Understanding Amino Acids and Protein Structure
Properties of Amino Acids
Stereoisomerism occurs because the alpha carbon is asymmetric. Stereoisomers are considered two different optical activities. Amino acids can be isomers L, while D isomers are also present. These isomers can influence antibiotic-bacterial properties. The existence of polar groups in amino acids enables hydrogen bonding, which affects their melting points, boiling temperatures, and solubility.
Peptide Bonds
A peptide bond is the union between the carboxyl group of one amino acid and the amino group of another, releasing a molecule of water. The compound obtained is called a dipeptide. The amide bond can be hydrolyzed, separating the two amino acids. This bond is rigid with specific angles and distances, stabilizing the carbon and oxygen atoms that share electrons. A dipeptide can join another amino acid, releasing another water molecule and forming a tripeptide, and so on.
Primary Structure
The primary structure is the sequence of amino acids in the protein chain. The stability of this structure is provided by the peptide bond, which is responsible for the functionality of the protein.
Secondary Structure
The secondary structure refers to the first folds in the space of a primary structure. There are two types:
- Alpha Helix: This structure is found in keratin (nails, hair, etc.). It is a string of amino acids wound in space, stabilized by hydrogen bonds and parallel planes occurring around every 3 to 6 amino acids.

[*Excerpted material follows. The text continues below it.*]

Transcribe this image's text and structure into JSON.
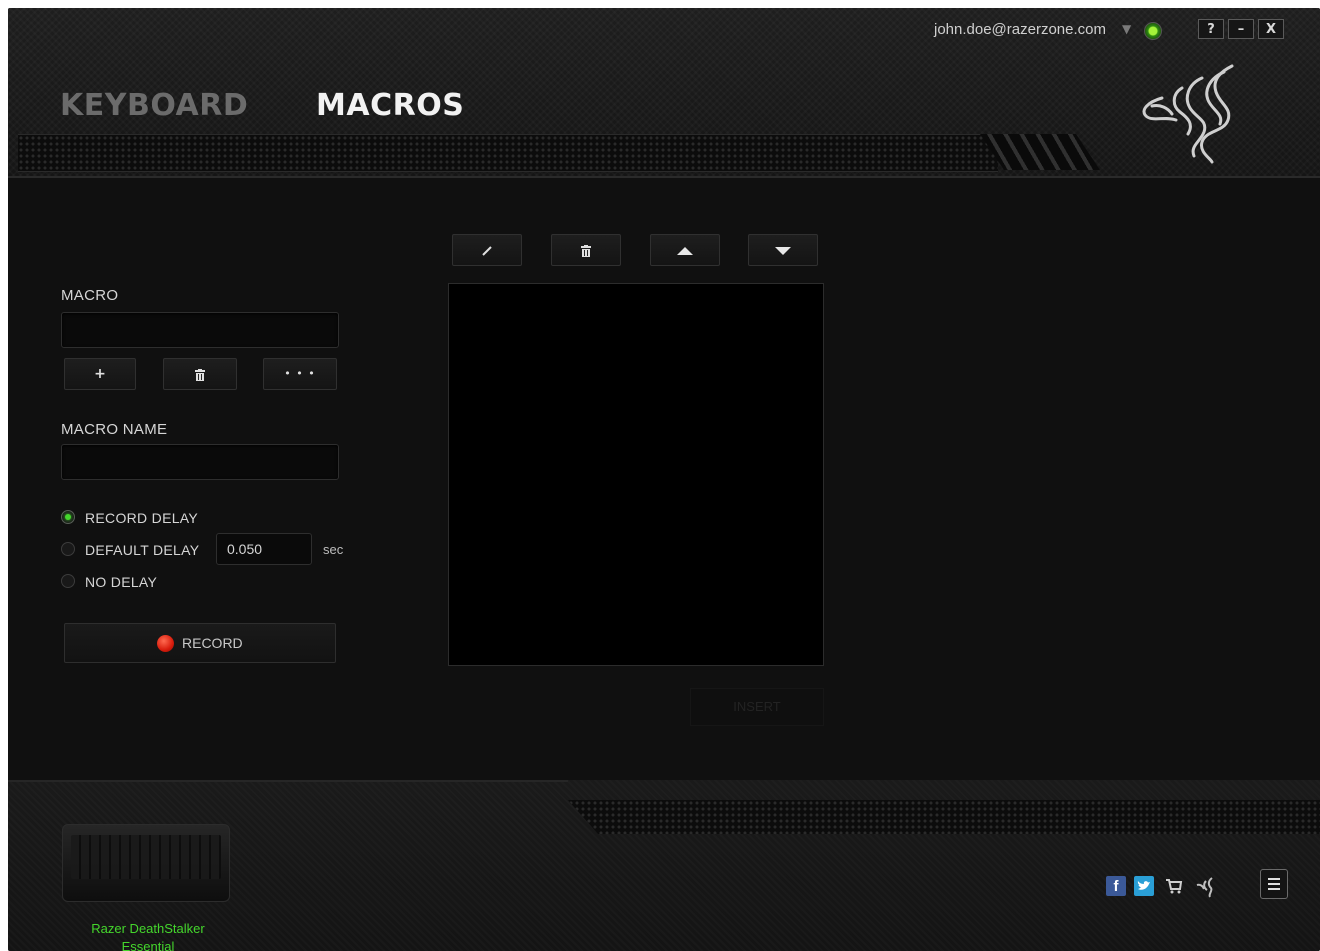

- Beta Sheet: This structure resembles an accordion, with the R groups perpendicular to the plane. Stability is also provided by hydrogen bonds, which can be intra- or inter-chain. This structure is typical of fibrous proteins, such as spider silk.
Tertiary Structure
The tertiary structure consists of loops in the space of molecules with secondary structures. The stability of this structure depends on the functionality and is maintained by four types of bonds:
- Disulfide Bonds: Strong covalent bonds between two cysteine amino acids.
- Hydrogen Bonds: Established between nonionic polar groups with partial charges on side chains.
- Electrostatic Forces: Occur between negatively charged R groups and positively charged amino acids.
- Van der Waals Forces: Weaker interactions among nonpolar amino acids.
There are two types of tertiary structures:
- Globular: These proteins have a high degree of folding and lead to spherical shapes, making them soluble.
- Fibrillary: These proteins have less folding, resulting in elongated shapes that are poorly soluble and highly resistant.
Quaternary Structure
The quaternary structure refers to the relative arrangement of protein subunits with each other. The union between them is maintained by the same types of bonds that stabilize the tertiary structure. Examples include hemoglobin, muscle proteins, multienzyme complexes, and immunoglobulins.
Functions of Proteins
- Structural: Proteins form structures such as membranes, organelles, and connective tissues.
- Hormonal: Proteins are involved in gene regulation and activation processes related to genetic information.
- Catalytic: Proteins act as enzymes that facilitate chemical reactions in living organisms.
- Immune: Proteins provide molecular identity to living organisms (antigens) and help in the response to foreign substances (antibodies).
- Transport: Proteins transport molecules through permeases.